Nash’s daughter happily signed the contract. Here’s another example of a cell phone contract (pdf).
Dave Briggs, author of the highly regarded DVD-based course, Raising Financially Freed-Up Kids, agrees that parents should maintain ownership of the phone: “The kids have to use it wisely enough to prove they deserve to use ‘mom and dad’s cell phone.'”
What Restrictions Should Be In Place?
Today’s cell phones can do much more than make and receive phone calls. So, which features should a parent allow?
Texting. According to the Pew Research Center, nearly 90 percent of teen cell phone users send text messages; one in three sends more than 100 text messages a day. Girls are more frequent users of all cell phone features than boys.

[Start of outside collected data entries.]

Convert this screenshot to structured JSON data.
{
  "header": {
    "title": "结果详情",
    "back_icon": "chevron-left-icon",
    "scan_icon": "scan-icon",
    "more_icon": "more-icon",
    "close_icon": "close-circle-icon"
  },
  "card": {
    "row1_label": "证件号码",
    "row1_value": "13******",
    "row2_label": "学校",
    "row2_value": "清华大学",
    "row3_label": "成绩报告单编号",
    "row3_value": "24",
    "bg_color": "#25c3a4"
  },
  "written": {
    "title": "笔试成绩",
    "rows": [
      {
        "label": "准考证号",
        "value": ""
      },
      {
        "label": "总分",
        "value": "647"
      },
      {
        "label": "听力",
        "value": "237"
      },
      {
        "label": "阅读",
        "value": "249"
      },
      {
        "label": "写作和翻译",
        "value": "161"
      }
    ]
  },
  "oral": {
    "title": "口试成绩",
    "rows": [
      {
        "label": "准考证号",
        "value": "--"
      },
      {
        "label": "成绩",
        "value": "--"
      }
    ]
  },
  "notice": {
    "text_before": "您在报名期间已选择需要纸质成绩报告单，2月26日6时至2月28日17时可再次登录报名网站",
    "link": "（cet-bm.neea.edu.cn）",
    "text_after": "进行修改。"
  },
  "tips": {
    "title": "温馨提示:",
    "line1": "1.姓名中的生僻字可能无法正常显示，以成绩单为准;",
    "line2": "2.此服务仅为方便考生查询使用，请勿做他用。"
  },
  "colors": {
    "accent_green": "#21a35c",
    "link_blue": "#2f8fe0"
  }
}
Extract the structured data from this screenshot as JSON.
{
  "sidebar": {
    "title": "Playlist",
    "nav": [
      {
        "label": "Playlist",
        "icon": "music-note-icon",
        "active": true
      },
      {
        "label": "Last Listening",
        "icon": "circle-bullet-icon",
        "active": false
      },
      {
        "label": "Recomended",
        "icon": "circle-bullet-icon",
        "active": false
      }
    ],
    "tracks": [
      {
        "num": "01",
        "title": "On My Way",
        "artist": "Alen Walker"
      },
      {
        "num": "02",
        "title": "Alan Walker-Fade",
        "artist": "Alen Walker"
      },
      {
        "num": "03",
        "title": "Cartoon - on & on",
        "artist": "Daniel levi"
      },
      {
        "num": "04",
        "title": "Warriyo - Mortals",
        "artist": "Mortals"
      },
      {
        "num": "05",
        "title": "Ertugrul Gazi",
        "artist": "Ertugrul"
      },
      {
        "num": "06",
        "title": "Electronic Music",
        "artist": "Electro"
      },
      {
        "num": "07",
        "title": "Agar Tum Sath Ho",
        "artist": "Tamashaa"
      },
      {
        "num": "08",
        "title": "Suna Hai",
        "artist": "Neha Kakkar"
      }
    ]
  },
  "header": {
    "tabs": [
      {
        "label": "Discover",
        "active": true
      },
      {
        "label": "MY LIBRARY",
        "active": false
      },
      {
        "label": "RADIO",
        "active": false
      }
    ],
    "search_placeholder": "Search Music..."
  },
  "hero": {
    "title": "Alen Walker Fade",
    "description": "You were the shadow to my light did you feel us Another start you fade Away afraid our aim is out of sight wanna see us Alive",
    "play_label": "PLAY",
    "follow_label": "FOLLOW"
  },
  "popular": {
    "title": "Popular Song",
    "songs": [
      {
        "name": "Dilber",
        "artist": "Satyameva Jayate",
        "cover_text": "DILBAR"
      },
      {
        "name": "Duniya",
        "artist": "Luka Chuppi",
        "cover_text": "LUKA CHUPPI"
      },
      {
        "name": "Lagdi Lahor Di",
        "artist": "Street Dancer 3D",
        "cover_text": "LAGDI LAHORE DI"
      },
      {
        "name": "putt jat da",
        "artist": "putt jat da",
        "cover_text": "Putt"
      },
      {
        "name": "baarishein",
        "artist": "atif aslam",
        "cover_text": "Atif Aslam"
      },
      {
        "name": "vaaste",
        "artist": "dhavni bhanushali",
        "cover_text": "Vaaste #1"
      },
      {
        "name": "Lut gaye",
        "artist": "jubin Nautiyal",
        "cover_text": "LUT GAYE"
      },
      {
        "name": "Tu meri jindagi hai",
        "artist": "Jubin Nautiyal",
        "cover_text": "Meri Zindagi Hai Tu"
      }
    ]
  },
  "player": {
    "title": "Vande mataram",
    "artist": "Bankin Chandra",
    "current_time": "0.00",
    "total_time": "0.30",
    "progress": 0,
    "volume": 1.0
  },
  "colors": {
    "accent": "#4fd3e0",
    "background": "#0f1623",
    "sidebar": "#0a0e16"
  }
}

Three-fourths of teen cell phone users have phone plans with unlimited texting. They send and receive an average of 70 messages a day, whereas teens with limited plans send and receive an average of 10 a day.
Just 14 percent of 7th to 12th graders say their parents restrict the number of texts they can send. Teens of parents who restrict their use of texting are less likely to report regretting a text they sent, sending sexually suggestive images, or being passengers in cars where the driver texted behind the wheel.
Clearly, placing restrictions on texting makes sense.
Internet Access. I can’t think of any reason to give a child access to the Internet via a cell phone. It provides access to inappropriate content and is an unnecessary expense. Plus, with Kaiser Family Foundation research showing that kids are consuming seven and a half hours of media a day, they clearly don’t need another media portal. Kaiser also noted that kids who are heavy consumers of media earn poorer grades than those who are light users of media.
Where the phone is kept. I would not allow kids to keep a phone in their bedroom. At the end of the evening, it should be left in a public place such as the kitchen, where it can charge overnight, and where the kids know we have access to it and that we will be checking it from time to time.
So, what’s the right age?
When our oldest was just starting elementary school, my wife, Jude, and I thought we’d probably allow our kids to have a cell phone when they hit junior high school. But our oldest is now entering 7th grade and he doesn’t have a phone yet, nor is he asking for one. So, we’re holding off for now.
Here are two overarching principles we plan to follow.
First, we will use the “funnel approach” we learned about when we began the parenting journey (thank you, Keith and Cag!). The idea is that when kids are young, the funnel is tight. We make most of the decisions for them. As they get older and demonstrate good decision-making and responsibility, the funnel starts to widen. Applied to cell phones, that means when they first get one, it will come with many restrictions. As they demonstrate responsible use, they will gain more freedom.
Second, if cell phone rules and regs are the starting point of conversations about the dangers of porn, online predators, cyber-bullying, and similar things, we have failed in our role as parents. The responsible use of a cell phone should just be one new manifestation of their understanding of such issues that we have had many conversations about. We need to be well out ahead on these topics.
I’d love to hear from other parents. What’s the right age for a kid to have his or her own cell phone and why? Who should pay? What restrictions are warranted? And what phones and service providers do you recommend?